Сначала он дуется. Старшей сестре, Доминике, начхать, она всем своим видом демонстрирует свою взрослость. Зато Камилла обижается. Потом они отстают от взрослых. Идут молча.
Под деревьями растут какие-то маленькие цветочки, бледненькие, на коротких стебельках. Камилла срывает один из них и сует Жако под нос:
— Понюхай!
Жако ответственно шмыгает носом.
— Не пахнет, — говорит он.
Она срывает другие. Он рассеянно за ней наблюдает.
— Ты не поможешь мне? — спрашивает она.
Он подключается к поискам, которые его мало интересуют. Камилла уже успела набрать целый букет.
— Красивые, — говорит она. — Голубые.
— Тебе идет, — говорит Жако.
— Какой ты галантный.
Для солидности Жако вытаскивает из кармана большой складной нож с пилками, крюками и отвертками. Раскрывает большое лезвие и принимается элегантно чистить себе ногти.
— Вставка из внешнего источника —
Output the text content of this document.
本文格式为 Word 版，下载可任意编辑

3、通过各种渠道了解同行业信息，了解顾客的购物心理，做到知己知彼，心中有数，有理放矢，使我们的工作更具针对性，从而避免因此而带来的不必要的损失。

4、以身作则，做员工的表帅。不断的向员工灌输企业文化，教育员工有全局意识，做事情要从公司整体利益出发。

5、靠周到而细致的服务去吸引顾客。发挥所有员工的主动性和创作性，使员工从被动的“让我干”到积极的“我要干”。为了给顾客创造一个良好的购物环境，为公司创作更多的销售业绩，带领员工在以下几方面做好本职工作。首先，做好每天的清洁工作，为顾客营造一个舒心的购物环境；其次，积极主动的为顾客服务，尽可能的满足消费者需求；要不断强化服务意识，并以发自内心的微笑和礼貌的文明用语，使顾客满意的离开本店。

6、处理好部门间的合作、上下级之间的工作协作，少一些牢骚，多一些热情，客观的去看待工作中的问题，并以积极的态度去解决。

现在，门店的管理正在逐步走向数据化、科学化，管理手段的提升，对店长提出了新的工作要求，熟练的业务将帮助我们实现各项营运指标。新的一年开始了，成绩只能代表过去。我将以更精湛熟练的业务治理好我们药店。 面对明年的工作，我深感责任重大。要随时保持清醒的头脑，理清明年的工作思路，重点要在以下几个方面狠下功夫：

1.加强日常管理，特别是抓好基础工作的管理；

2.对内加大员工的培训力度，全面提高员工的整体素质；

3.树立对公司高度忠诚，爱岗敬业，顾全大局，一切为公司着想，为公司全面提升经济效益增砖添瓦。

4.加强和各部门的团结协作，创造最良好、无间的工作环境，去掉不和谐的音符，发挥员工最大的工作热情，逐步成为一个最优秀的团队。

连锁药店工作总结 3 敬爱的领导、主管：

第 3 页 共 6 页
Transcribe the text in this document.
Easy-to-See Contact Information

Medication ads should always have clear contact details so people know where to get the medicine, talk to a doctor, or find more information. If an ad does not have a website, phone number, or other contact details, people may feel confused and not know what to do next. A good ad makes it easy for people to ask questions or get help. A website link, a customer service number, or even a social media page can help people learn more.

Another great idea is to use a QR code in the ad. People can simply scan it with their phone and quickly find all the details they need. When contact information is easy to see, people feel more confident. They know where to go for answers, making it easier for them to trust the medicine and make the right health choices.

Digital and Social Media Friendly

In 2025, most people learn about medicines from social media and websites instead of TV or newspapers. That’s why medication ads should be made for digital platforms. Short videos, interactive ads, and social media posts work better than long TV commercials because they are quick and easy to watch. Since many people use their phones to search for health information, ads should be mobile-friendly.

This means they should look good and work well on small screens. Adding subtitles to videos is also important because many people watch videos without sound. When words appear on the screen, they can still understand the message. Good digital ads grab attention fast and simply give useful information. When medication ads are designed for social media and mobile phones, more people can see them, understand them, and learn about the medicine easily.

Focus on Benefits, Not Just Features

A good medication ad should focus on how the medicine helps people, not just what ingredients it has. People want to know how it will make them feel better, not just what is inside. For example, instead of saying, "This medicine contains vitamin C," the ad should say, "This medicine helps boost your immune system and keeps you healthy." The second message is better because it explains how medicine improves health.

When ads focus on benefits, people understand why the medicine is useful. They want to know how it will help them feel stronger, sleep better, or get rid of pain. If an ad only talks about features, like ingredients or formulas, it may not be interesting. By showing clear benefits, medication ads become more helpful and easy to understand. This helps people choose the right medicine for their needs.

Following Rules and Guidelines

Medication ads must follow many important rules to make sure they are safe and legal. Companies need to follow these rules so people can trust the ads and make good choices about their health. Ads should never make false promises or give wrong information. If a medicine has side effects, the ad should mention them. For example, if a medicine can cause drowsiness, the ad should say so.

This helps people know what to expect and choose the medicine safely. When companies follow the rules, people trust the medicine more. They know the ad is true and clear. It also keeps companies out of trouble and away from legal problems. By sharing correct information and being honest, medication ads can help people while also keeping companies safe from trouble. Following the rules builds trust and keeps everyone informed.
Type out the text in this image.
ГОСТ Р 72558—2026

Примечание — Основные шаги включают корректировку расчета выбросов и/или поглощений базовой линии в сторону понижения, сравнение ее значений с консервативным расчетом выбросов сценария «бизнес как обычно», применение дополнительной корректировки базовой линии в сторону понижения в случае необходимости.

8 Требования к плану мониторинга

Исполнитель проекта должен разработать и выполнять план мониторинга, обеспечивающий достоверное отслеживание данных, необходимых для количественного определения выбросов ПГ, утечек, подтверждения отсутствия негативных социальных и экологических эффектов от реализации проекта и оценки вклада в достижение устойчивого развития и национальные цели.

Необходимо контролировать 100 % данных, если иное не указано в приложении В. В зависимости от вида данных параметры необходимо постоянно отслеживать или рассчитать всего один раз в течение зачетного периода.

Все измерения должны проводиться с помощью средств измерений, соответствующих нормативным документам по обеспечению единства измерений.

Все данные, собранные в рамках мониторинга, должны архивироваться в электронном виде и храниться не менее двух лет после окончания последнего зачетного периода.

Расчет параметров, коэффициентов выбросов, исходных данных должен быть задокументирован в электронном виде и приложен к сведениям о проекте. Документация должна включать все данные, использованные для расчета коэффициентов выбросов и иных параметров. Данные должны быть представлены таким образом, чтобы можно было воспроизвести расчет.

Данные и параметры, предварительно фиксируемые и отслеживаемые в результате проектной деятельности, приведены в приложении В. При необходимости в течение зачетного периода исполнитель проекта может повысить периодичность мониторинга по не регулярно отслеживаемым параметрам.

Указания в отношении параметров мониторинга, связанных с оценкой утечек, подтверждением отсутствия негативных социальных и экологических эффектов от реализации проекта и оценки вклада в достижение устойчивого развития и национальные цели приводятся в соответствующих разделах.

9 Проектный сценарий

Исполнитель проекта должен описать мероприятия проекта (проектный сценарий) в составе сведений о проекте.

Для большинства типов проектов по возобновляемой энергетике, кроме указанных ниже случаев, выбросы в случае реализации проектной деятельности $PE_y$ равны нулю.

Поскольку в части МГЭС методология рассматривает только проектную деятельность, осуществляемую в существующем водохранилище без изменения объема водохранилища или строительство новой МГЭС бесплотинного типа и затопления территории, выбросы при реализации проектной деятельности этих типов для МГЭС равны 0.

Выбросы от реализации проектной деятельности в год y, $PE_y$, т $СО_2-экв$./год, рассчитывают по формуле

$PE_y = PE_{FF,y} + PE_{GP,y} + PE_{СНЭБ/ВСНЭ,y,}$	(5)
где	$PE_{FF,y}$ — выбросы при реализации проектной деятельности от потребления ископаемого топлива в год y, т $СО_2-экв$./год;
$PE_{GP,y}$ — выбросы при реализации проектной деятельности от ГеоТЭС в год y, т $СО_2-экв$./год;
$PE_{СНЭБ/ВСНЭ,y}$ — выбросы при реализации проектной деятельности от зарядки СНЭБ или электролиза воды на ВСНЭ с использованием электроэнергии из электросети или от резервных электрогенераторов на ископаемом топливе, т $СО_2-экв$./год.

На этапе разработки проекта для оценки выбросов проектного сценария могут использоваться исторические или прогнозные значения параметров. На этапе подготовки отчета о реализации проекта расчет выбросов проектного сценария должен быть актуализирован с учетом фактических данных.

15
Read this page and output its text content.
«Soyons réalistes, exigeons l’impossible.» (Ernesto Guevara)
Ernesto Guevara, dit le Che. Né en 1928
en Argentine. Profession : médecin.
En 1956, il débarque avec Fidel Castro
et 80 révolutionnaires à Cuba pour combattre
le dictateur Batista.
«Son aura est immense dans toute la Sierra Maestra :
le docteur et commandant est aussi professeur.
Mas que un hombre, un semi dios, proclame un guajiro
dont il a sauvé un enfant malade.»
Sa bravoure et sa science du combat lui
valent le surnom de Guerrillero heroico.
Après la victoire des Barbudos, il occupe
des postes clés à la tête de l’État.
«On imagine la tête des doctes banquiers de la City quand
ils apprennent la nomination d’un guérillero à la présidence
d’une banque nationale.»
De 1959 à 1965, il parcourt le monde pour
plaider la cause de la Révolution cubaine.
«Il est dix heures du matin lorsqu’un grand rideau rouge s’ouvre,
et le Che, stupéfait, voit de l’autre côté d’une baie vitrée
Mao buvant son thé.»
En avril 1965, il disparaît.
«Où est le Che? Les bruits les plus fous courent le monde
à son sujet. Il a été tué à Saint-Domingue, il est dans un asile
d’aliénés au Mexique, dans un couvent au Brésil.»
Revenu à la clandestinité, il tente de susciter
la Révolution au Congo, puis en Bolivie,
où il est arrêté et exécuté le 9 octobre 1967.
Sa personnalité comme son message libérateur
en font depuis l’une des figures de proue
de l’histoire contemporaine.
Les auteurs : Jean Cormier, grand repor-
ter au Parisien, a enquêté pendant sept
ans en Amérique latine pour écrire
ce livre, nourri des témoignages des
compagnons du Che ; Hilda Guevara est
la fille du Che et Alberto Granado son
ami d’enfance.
— Что ты думаешь о моей сестре? — спрашивает Камилла.
Он решительно запускает свою финку в ствол дерева, но промахивается — оружие падает на землю.
— Плевать я хотел на твою сестру, — говорит он, поднимая нож.
— Сядем? — предлагает Камилла.
Они нашли подходящее местечко. Жако очистил свой участок земли от веточек, которые могли бы создать неудобство для сидения, и уселся. Камилла плюхнулась возле него. Ай! взвизгнула она, после чего принялась вытаскивать из-под себя сучки и камешки и отбрасывать их вдаль. Жако несколько раз вонзает свой кинжал глубоко в перегной — сразу чувствуется запах плоти погибших грибов, — затем, передумав, подбрасывает холодное оружие и ловит его плашмя на ладонь.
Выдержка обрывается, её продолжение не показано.